Practical Implications
For companies and stakeholders that aim to formulate CSR
standards, the results imply that the process should begin
with an assessment of the urgency of the issue. Next, they
should determine how much power they want to grant special interest groups. This decision may depend on, among
other things, whether the company aims to achieve a minimum level of legitimacy or wants to use CSR as a basis for
its differentiation. If the special interest group has less
power, the company can develop a decision-making structure that economizes on decision costs, including management attention; lengthy discussions are not the only option
for formulating CSR standards. However, firms must
ensure that they make this determination proactively
because if the urgency level increases, special interest
groups can become decisive regarding whether the standards will be perceived as legitimate. Companies should
consider involving powerful customers in the process, who
then determine the level of legitimacy they desire. If special
interest groups gain high power, the process may work to
protect their interests. If urgency is low, the process could
involve dependence between commercial and special interests (e.g., both hope to take market share away from a large
competitor). If urgency is high, a formalized structure might
protect the special interests from short-term market interests.
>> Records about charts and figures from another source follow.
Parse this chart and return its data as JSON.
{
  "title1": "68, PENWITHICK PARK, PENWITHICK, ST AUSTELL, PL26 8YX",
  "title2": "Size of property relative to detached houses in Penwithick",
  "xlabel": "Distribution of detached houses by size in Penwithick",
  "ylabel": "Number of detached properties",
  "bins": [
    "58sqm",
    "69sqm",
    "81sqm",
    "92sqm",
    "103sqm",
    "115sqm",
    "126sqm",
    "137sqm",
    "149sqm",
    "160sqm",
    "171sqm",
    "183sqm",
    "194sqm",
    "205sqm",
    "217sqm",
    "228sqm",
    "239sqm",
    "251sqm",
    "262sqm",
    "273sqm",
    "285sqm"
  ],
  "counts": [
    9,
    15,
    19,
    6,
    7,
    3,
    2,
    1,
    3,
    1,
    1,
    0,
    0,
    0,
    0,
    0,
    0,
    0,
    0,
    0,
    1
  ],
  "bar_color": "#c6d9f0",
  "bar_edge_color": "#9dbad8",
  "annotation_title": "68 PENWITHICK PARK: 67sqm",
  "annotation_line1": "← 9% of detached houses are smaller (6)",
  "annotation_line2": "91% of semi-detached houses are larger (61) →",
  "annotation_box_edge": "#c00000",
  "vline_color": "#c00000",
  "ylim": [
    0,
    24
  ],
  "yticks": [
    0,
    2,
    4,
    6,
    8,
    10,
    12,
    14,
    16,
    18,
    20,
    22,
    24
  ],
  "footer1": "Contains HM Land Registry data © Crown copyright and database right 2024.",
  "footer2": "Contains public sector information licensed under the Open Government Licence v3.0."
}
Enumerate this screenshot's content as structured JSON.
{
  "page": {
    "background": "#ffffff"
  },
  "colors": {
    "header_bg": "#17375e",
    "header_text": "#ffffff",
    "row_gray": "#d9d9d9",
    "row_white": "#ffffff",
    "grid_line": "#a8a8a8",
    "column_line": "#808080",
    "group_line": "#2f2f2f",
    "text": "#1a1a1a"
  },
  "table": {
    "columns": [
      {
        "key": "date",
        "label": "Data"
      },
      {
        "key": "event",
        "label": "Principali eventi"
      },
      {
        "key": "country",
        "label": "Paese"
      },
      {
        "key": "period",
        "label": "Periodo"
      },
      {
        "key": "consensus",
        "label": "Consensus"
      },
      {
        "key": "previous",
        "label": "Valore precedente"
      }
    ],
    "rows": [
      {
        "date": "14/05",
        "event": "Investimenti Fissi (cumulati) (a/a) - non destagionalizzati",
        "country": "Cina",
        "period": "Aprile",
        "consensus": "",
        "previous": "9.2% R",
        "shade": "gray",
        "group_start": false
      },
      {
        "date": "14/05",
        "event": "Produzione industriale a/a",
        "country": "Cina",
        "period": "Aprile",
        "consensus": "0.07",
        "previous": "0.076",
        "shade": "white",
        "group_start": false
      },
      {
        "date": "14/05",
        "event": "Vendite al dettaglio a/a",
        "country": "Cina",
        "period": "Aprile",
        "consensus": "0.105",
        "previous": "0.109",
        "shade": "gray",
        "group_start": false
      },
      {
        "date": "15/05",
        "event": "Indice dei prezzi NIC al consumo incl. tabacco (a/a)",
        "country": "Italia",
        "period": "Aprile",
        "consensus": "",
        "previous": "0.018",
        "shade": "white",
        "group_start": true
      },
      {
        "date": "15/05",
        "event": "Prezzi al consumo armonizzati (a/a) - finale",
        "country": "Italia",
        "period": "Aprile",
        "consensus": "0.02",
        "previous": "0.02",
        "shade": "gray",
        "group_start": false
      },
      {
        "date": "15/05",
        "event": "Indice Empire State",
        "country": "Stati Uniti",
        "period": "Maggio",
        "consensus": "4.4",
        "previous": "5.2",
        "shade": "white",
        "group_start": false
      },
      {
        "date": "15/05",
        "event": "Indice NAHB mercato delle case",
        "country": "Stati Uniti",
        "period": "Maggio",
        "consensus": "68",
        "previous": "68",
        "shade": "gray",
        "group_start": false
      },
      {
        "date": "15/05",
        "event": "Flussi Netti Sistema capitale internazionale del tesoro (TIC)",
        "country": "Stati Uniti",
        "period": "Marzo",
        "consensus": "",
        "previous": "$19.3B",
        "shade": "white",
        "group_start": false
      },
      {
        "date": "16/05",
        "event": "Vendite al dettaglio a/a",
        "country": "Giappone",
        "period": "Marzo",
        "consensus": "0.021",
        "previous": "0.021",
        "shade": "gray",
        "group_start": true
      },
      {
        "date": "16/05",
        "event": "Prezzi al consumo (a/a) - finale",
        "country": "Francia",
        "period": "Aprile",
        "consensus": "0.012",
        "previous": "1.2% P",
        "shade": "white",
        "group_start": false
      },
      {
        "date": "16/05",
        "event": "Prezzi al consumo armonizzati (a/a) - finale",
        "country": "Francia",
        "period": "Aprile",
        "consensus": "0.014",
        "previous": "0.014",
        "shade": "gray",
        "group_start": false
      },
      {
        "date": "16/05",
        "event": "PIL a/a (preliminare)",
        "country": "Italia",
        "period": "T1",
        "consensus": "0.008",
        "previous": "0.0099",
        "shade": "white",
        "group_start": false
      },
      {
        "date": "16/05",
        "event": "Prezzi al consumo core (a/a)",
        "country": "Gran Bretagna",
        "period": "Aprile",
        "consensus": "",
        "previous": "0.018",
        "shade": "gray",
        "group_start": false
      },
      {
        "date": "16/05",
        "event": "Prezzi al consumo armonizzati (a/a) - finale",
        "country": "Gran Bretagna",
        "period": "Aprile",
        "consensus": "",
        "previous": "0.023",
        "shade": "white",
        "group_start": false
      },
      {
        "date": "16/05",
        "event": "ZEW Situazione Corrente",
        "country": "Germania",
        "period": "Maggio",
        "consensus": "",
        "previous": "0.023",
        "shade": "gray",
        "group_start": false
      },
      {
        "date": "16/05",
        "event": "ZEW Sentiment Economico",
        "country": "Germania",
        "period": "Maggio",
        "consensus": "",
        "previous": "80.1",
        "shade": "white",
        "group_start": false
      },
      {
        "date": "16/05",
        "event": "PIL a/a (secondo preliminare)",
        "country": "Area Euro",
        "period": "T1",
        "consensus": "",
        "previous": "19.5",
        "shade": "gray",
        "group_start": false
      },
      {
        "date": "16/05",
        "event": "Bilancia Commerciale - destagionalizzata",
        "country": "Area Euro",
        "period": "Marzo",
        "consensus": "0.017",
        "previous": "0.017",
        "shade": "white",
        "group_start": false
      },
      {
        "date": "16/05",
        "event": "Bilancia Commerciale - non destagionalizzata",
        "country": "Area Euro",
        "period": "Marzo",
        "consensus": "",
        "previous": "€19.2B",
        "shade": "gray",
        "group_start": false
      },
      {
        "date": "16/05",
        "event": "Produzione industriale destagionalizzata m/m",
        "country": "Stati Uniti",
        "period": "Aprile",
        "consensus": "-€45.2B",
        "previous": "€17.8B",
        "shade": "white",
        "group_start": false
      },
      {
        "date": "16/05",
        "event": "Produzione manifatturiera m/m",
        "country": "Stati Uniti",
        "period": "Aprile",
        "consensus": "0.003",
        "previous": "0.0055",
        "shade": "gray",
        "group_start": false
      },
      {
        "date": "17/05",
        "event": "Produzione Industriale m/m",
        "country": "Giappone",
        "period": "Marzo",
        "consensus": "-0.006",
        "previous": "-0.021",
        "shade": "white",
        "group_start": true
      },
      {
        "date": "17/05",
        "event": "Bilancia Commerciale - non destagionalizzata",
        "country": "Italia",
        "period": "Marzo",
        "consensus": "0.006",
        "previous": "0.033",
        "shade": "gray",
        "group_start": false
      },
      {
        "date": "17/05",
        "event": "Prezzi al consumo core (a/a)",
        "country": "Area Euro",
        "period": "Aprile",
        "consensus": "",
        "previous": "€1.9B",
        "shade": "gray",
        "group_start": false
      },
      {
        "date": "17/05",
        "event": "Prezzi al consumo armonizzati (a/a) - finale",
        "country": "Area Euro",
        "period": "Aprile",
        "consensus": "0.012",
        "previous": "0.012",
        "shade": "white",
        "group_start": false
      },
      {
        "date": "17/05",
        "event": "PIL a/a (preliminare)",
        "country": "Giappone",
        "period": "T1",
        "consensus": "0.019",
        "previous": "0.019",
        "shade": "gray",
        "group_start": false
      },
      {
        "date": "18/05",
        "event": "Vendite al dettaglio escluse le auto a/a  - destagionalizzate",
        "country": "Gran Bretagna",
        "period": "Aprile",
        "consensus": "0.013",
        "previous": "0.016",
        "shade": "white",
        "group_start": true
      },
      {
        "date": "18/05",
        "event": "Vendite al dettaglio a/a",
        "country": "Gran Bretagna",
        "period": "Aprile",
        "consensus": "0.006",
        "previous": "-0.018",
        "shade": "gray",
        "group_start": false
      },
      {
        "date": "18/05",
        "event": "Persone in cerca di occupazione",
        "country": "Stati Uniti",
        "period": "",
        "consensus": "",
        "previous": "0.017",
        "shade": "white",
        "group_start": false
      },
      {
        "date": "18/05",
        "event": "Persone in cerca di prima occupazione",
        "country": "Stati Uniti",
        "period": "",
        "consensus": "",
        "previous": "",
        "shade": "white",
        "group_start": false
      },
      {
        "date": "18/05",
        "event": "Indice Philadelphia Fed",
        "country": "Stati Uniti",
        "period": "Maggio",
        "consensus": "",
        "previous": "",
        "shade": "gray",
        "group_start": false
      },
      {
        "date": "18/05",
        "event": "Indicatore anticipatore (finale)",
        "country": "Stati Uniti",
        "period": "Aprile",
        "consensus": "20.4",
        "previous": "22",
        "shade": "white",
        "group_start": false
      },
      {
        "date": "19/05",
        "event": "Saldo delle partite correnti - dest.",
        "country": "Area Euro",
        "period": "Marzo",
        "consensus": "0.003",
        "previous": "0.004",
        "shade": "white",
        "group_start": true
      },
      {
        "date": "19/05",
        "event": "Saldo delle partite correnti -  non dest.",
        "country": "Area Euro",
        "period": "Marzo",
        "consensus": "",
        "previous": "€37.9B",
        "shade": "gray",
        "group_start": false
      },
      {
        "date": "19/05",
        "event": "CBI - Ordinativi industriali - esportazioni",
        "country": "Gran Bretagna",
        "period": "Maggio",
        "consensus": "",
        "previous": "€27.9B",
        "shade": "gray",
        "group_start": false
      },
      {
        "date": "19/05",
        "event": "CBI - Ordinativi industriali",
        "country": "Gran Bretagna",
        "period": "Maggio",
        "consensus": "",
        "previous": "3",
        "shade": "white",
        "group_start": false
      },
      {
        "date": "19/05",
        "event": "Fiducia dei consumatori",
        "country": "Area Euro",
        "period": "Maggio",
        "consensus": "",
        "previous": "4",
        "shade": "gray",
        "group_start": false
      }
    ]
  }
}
Special interest groups should determine in advance
whether they will “sell” their legitimacy to support the
developed standards. To make this determination, they
might consider whether their position is strong enough to
influence the standards sufficiently. If not, they could
instead adopt an advisory role and not communicate their
involvement to the public. This option leaves their hands
clean and enables them to take a critical position toward the
standards and the company that applies them. In contrast,
special interest groups with powerful positions should
assess the extent to which their interests diverge from those
of stakeholders with commercial interests. If the interests
differ substantially, they can use their power to protect their
interests into the future with a formalized decision-making
structure. Such a formal structure, as well as the awareness
of the mutual dependency between commercial stakeholders and special interest groups, may be important to policy
makers and other supporters of initiatives because it helps
protect public causes and the interests of nonprofits’ financial supporters.